The only way this could fail estimating if there would be an internal transaction which fails, but the outer one doesn't mind and continues executing successfully. Our estimator assumes that outer transactions report errors in case internals go belly up. Perhaps this is why it doesn't estimate correctly for you?
I have been super busy lately so I'm not sure I'll have time to put together a formal repro case, but factory contracts submitted with no gas seem to be the source of my troubles.
contract MyFactory {
function create() returns (address) {
return new MyContract();
}
}
If I call eth_estimateGas on that, I'll get back an accurate gas estimation and can then follow-up with an eth_sendTransaction call that will succeed.

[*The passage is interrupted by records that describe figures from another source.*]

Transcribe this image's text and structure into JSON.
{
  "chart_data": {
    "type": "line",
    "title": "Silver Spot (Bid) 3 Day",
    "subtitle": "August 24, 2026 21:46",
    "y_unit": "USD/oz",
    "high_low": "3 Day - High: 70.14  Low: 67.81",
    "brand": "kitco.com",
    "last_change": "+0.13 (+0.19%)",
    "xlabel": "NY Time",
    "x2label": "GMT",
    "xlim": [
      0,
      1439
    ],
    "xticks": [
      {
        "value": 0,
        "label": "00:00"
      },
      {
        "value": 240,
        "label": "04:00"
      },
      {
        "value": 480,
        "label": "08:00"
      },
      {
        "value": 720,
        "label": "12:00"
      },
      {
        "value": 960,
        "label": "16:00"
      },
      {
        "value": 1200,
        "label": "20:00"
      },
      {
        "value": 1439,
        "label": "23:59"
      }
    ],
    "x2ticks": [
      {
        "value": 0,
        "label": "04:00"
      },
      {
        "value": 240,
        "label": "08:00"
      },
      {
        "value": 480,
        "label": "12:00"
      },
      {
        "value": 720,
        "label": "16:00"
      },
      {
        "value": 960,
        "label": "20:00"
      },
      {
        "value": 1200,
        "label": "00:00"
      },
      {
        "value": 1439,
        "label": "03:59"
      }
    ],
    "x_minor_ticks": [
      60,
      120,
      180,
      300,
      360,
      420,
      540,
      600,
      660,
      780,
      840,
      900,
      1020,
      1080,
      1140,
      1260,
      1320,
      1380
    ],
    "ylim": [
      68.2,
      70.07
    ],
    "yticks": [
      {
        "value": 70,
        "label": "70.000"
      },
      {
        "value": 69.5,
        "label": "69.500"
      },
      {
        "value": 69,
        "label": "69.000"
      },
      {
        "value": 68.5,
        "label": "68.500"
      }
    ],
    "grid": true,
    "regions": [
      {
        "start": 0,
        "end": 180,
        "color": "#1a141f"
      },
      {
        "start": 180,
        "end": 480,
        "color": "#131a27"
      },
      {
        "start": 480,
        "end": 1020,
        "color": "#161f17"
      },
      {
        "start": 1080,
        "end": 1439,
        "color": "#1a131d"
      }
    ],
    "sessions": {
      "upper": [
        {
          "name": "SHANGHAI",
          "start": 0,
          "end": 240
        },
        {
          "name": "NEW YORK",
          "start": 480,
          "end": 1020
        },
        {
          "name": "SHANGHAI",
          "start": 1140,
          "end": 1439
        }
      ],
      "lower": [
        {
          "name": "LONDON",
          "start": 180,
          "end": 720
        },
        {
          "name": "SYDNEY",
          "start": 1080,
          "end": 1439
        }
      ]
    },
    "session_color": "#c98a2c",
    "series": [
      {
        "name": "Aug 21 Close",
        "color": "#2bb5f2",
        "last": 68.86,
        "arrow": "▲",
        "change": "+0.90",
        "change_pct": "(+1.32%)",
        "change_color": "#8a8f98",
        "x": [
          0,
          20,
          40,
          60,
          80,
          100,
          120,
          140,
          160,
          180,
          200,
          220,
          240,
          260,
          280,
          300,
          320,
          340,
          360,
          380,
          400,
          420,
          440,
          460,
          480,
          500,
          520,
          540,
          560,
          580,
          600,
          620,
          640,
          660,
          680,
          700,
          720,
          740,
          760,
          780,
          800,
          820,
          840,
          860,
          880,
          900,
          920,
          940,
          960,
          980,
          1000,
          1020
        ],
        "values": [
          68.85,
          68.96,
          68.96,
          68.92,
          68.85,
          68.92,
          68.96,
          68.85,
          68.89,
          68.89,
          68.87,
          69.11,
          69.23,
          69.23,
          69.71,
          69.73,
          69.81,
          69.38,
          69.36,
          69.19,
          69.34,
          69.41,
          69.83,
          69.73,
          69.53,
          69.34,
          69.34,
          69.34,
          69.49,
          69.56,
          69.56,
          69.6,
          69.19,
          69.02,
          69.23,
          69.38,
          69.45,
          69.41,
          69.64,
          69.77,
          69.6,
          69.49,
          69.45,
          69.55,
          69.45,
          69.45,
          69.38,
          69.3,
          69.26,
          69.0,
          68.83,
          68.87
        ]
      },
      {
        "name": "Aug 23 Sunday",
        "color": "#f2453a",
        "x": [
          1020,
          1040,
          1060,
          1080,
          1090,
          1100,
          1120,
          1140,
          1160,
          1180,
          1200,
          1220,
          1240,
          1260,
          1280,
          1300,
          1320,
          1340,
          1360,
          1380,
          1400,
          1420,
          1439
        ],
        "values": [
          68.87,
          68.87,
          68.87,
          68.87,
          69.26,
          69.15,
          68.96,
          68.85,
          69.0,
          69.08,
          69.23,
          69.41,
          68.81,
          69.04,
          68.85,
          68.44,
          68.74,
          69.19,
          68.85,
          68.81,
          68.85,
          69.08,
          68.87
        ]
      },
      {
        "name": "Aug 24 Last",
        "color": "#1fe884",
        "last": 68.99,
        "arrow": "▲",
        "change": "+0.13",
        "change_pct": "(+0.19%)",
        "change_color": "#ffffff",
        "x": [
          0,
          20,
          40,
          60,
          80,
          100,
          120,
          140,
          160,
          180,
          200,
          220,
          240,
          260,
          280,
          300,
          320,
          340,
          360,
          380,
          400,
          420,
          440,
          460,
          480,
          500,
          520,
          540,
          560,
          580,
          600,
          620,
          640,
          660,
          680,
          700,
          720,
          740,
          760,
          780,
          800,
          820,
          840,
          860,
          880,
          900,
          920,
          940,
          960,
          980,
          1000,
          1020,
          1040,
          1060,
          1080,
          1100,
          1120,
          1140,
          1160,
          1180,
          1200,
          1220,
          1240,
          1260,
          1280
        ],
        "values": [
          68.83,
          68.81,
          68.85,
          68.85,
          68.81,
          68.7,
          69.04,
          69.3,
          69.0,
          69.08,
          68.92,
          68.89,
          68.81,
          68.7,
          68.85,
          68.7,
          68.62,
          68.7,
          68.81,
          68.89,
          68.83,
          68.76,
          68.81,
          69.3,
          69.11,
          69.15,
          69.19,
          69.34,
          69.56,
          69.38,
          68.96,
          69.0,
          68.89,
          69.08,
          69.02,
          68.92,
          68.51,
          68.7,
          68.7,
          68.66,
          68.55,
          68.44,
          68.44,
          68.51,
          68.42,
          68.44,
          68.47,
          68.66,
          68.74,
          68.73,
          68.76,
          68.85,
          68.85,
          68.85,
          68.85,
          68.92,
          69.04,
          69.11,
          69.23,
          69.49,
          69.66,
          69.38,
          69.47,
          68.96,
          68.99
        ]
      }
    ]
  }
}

However, if I just do eth_sendTransaction with no gas included (so Geth estimates the gas required internally) then the call will fail. This _appears_ to happen anytime a transaction includes a new Foo() somewhere in the call chain.
Note: the above alone may not reproduce the problem, though I suspect it will and if I have time to create a repro case that is where I'll start. Our actual repro case is much more complicated, though if you really want to dig then calling .initialize() is what fails unless you comment out the new Delegator(...) in ReputationTokenFactory.
I'm not sure Geth estimates gas usage if non is provided. I've seen a lot of txs where is just defaults to 90K.
I think it was a 'bug' I wanted to look closer into. Perhaps it was a backup plan when our estimator wasn't binary search based
I _believe_ the transaction that was failing was larger than 90k without the new Delegator(...) in it. I want to say it was something like 200k without, 400k with.
karalabe , what binary search you are talking about? All you have to do is to provide a high gas limit, execute a Call() and then get the amount of gas consumed by the Call. That's all you have to do to get gas usage. What binary search ????
That doesn't take into account refunds, which result is a lower gas consumption than actually needed. It also doesn't take into account stipends that are needed, but may not be actually used.
Closing this thread as gas eetimation work correctly.